Floundering through mud and pressing aside the tall, wire-like grass of the lowland, which entangled my feet, frequently

Leaping natural ditches, and going down with a thud in the mud on the other side, I finally struck the firm ground of the largest Jointer Hammock, when the voice of its owner, Mr. R. F. Williams, sounded most cheerfully in my ears as he exclaimed: "Where did you come from? How did you get across the marsh?"

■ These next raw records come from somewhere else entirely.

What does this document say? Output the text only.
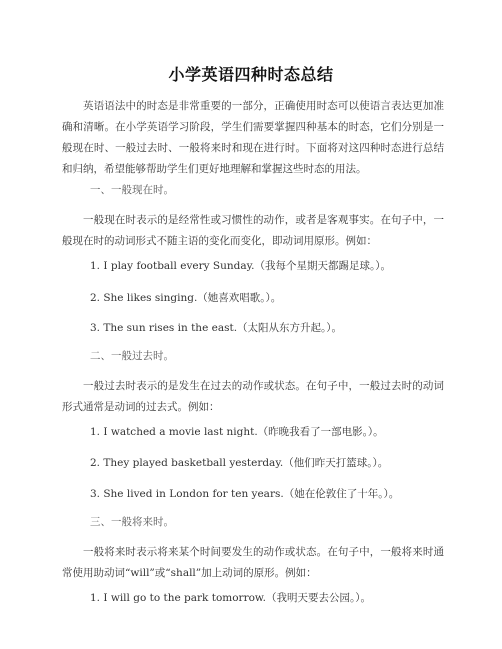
小学英语四种时态总结

英语语法中的时态是非常重要的一部分，正确使用时态可以使语言表达更加准确和清晰。在小学英语学习阶段，学生们需要掌握四种基本的时态，它们分别是一般现在时、一般过去时、一般将来时和现在进行时。下面将对这四种时态进行总结和归纳，希望能够帮助学生们更好地理解和掌握这些时态的用法。

一、一般现在时。

一般现在时表示的是经常性或习惯性的动作，或者是客观事实。在句子中，一般现在时的动词形式不随主语的变化而变化，即动词用原形。例如：

1. I play football every Sunday.（我每个星期天都踢足球。）。
2. She likes singing.（她喜欢唱歌。）。
3. The sun rises in the east.（太阳从东方升起。）。
二、一般过去时。

一般过去时表示的是发生在过去的动作或状态。在句子中，一般过去时的动词形式通常是动词的过去式。例如：

1. I watched a movie last night.（昨晚我看了一部电影。）。
2. They played basketball yesterday.（他们昨天打篮球。）。
3. She lived in London for ten years.（她在伦敦住了十年。）。
三、一般将来时。

一般将来时表示将来某个时间要发生的动作或状态。在句子中，一般将来时通常使用助动词“will”或“shall”加上动词的原形。例如：

1. I will go to the park tomorrow.（我明天要去公园。）。
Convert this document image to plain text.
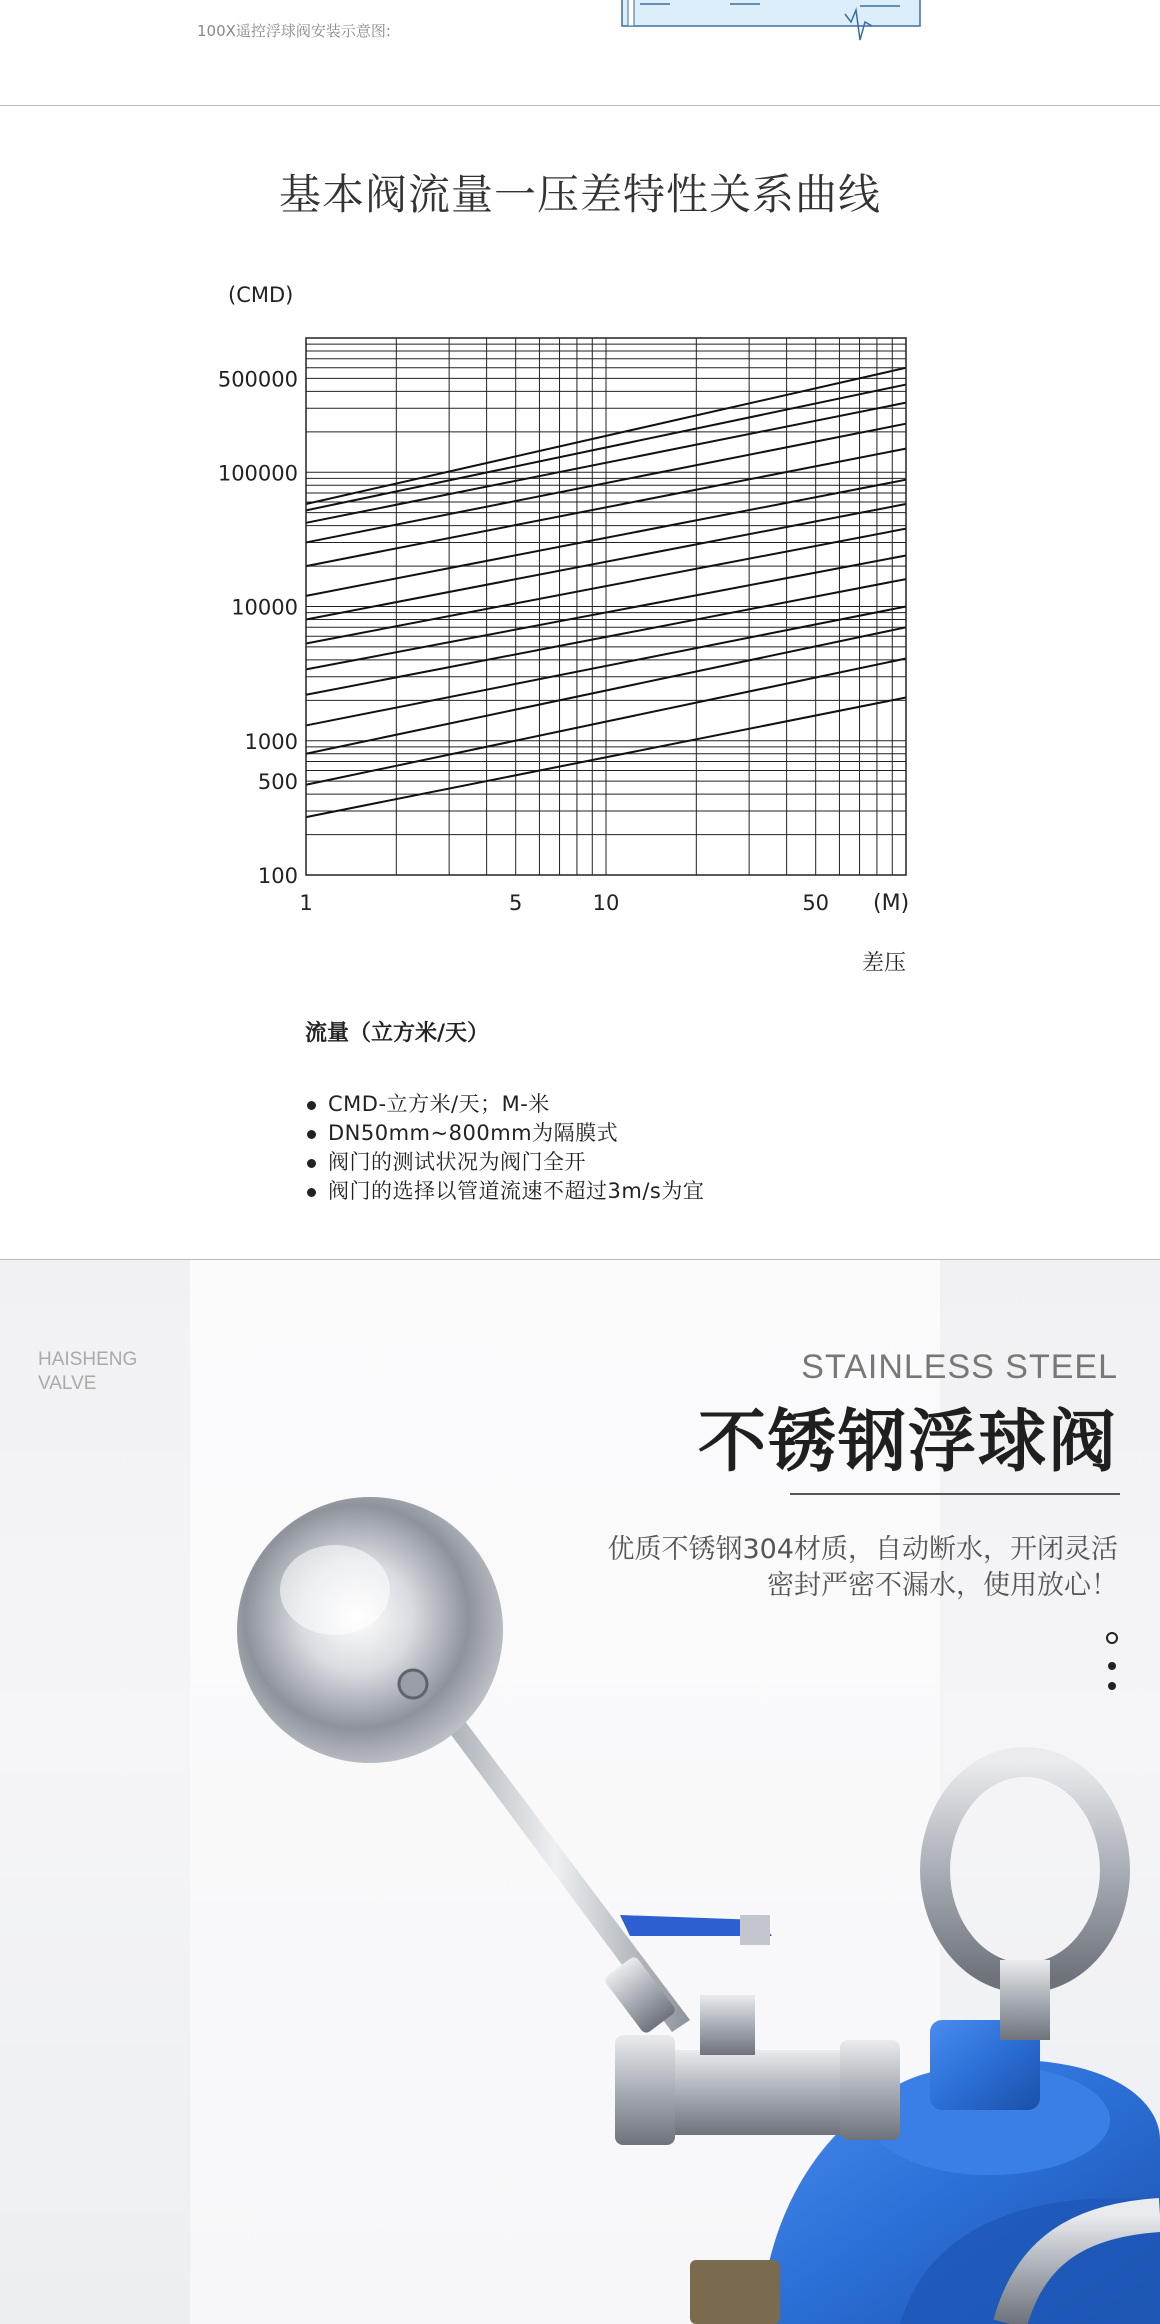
100X遥控浮球阀安装示意图:
基本阀流量一压差特性关系曲线
500000
100000
10000
1000
500
100
1	5	10	50
(CMD)
(M)
差压
流量（立方米/天）
CMD-立方米/天；M-米
DN50mm~800mm为隔膜式
阀门的测试状况为阀门全开
阀门的选择以管道流速不超过3m/s为宜
HAISHENG
VALVE	STAINLESS STEEL
不锈钢浮球阀
优质不锈钢304材质，自动断水，开闭灵活
密封严密不漏水，使用放心！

The unfortunate position of my boat was explained while the family gathered round me, after which we sat down to supper. Mr. Wilhams felt anxious about the cargo of my boat. The coons, he said, "will scent your provisions, and tear everything to pieces in the boat. We must go look after it immediately." To go to the canoe we were obliged to follow a creek which swept past the side of the hammock, opposite to my landing-place, and row two or three miles on Jointer Creek. At nine o'clock we reached the locality where I had abandoned the paper canoe. Everything had changed in appearance; the land was under water; not a landmark remained except the top of the oar, which rose out of the lake-like expanse of water, while near it gracefully floated my little companion. We towed her to the hammock; and after the tedious labor of divesting myself of the marsh mud, which clung to my clothes, had been crowned with success, the comfortable bed furnished by my host gave rest to limbs and nerves which had been severely overtaxed since sun set.

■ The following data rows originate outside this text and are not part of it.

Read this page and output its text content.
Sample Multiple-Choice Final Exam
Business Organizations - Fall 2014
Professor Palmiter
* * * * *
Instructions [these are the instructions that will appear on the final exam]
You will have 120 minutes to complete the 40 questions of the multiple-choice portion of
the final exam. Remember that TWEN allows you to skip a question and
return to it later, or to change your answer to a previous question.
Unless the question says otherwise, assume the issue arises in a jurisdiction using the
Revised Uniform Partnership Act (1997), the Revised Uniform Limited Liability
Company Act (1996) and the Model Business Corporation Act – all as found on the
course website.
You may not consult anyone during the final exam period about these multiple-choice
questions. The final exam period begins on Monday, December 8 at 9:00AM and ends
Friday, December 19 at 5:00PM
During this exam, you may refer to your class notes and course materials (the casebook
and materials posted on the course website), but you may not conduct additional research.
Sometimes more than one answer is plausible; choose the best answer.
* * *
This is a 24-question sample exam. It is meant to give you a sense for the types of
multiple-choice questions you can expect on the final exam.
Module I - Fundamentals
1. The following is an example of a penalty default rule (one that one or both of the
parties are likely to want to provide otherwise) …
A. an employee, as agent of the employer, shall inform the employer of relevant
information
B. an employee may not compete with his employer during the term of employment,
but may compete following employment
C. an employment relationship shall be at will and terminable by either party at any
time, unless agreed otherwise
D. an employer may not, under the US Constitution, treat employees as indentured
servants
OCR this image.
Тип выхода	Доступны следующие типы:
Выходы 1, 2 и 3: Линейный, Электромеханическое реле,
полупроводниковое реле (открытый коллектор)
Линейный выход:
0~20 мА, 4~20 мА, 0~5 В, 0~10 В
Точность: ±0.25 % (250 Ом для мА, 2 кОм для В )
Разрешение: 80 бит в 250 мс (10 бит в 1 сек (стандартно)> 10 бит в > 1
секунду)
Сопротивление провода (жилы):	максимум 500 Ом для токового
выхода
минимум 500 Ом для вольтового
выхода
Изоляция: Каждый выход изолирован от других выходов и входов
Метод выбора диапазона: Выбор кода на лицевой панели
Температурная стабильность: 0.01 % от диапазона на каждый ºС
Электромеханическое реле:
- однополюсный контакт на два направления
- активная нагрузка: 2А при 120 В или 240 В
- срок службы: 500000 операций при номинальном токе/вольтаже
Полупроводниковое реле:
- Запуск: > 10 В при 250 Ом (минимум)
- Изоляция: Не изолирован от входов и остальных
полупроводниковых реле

The following day opened cloudy and windy. The ocean inlet of Jekyl and St. Andrew's sounds is three miles wide. From the mouth of Jointer Creek, across these unprotected sounds, to High Point of Cumberland Island, is eight miles. The route from the creek to Cumberland Island was a risky one for so small a boat as the paper canoe while the weather continued unpropitious. After entering the sounds there was but one spot of upland, near the mouth of the Satilla River, that could be used for camping purposes on the vast area of marshes.

During the month of March rainy and windy weather prevail on this coast. I could ill afford to lose any time shut up in Jointer's Hammock by bad weather, as the low regions of Okefenokee Swamp were to be penetrated before the warm season could make the task a disagreeable one. After holding a consultation with Mr. Williams, he contracted to take the canoe and its captain across St. Andrew's Sound to High Point of Cumberland Island that day. His little sloop was soon under way, and though the short, breaking waves of the sound, and the furious blasts of wind, made the navigation of the shoals disagreeable, we landed quietly at Mr. Chubbs' Oriental Hotel, at High Point, soon after noon.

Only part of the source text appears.